Es ging mir schlechter, und ich wurde ziemlich unbeweglich. Ich hatte Schwierigkeiten, mich hinzusetzen und aufzustehen, konnte mich nicht bücken, und jede Bewegung verursachte starke Schmerzen. Die Bestrahlung half tatsächlich bei meiner Beweglichkeit, aber ich war immer noch nicht vollständig beweglich. Ich entschied mich, keine Schmerzmittel zu nehmen und zu versuchen, gegen diese Sache anzukämpfen, die offenbar immer schlimmer wurde.
Ich gehe einmal im Monat ins Krankenhaus für eine Knocheninfusion und nehme abends Arimidex, um das Östrogen zu stoppen, da mein Krebs östrogenpositiv ist. Letzten Monat studierte ich Astrologie in Princeton, als ich auf eine Frau traf, die ich aus meiner Astrologie-Organisation kannte. Was für eine liebe Seele sie ist. Man sagt, man weiß nie, wie einem sein Engel erscheinen wird, aber ich glaube, sie ist meiner. Als sie von meinen Gesundheitsproblemen hörte, schickte sie mir Ihr Buch, den Zapper und eine Flasche Magenenzyme, von denen sie behauptet, sie helfen nach dem Zappen. Ich bestellte sofort das Parasiten-Tötungsprogramm.

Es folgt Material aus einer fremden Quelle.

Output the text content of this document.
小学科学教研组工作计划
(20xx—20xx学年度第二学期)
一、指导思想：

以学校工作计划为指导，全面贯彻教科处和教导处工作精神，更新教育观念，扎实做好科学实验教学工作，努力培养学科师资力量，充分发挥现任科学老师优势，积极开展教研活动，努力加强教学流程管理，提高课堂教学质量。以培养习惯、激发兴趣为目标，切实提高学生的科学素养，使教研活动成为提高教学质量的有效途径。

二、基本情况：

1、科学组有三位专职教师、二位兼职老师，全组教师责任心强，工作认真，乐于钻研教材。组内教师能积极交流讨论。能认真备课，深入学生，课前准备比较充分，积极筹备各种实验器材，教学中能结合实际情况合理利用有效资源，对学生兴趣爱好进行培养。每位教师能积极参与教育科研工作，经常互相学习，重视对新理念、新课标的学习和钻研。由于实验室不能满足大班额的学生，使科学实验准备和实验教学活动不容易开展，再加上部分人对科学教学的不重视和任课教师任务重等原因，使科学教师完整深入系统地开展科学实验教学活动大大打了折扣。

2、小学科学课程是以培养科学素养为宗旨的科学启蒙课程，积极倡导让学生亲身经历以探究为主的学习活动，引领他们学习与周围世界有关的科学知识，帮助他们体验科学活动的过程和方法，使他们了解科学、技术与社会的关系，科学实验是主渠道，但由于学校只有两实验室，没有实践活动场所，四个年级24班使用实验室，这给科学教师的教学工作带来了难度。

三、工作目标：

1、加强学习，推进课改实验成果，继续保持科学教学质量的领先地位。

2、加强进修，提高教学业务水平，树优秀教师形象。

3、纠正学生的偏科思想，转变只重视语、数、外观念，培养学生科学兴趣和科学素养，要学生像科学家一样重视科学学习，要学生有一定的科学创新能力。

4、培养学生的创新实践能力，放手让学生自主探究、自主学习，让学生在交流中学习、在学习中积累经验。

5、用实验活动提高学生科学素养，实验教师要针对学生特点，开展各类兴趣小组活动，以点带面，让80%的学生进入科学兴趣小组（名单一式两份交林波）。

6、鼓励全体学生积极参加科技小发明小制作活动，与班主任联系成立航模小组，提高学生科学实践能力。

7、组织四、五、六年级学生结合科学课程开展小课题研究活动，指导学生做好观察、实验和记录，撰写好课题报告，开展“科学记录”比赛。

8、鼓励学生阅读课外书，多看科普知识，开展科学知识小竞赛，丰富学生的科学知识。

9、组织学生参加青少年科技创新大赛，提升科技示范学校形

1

Diejenigen, die mich kennen und mich täglich sehen, können nicht glauben, wie ich mich jetzt bücken und normal funktionieren kann. Morgen sehe ich meinen Onkologen, und er bereitet sich darauf vor, mich zur Physiotherapie zu schicken, weil mein linker Arm in so schlechtem Zustand war. Jetzt kann ich mit dem Arm heben und mich darauf stützen. Physiotherapie wird nicht mehr benötigt. Das Schockierende an alldem ist, dass meine offensichtliche Genesung in etwa anderthalb Wochen stattgefunden hat. Kann das möglich sein?
Ich habe nie geglaubt, dass ich daran sterben würde, und meine Reaktion, als bei mir die Diagnose gestellt wurde, war, dass mir dieses Problem gegeben wurde, um anderen zu helfen und ihnen beizubringen, wie sie sich selbst helfen können. Meine Gynäkologin sagt mir, Brustkrebs sei mittlerweile auf epidemischem Niveau. Jeder kennt jemanden, der ihn hat. Ich werde Sie über meine Fortschritte auf dem Laufenden halten und danke Ihnen für Ihre Forschung, die über die des medizinischen Establishments hinausgeht.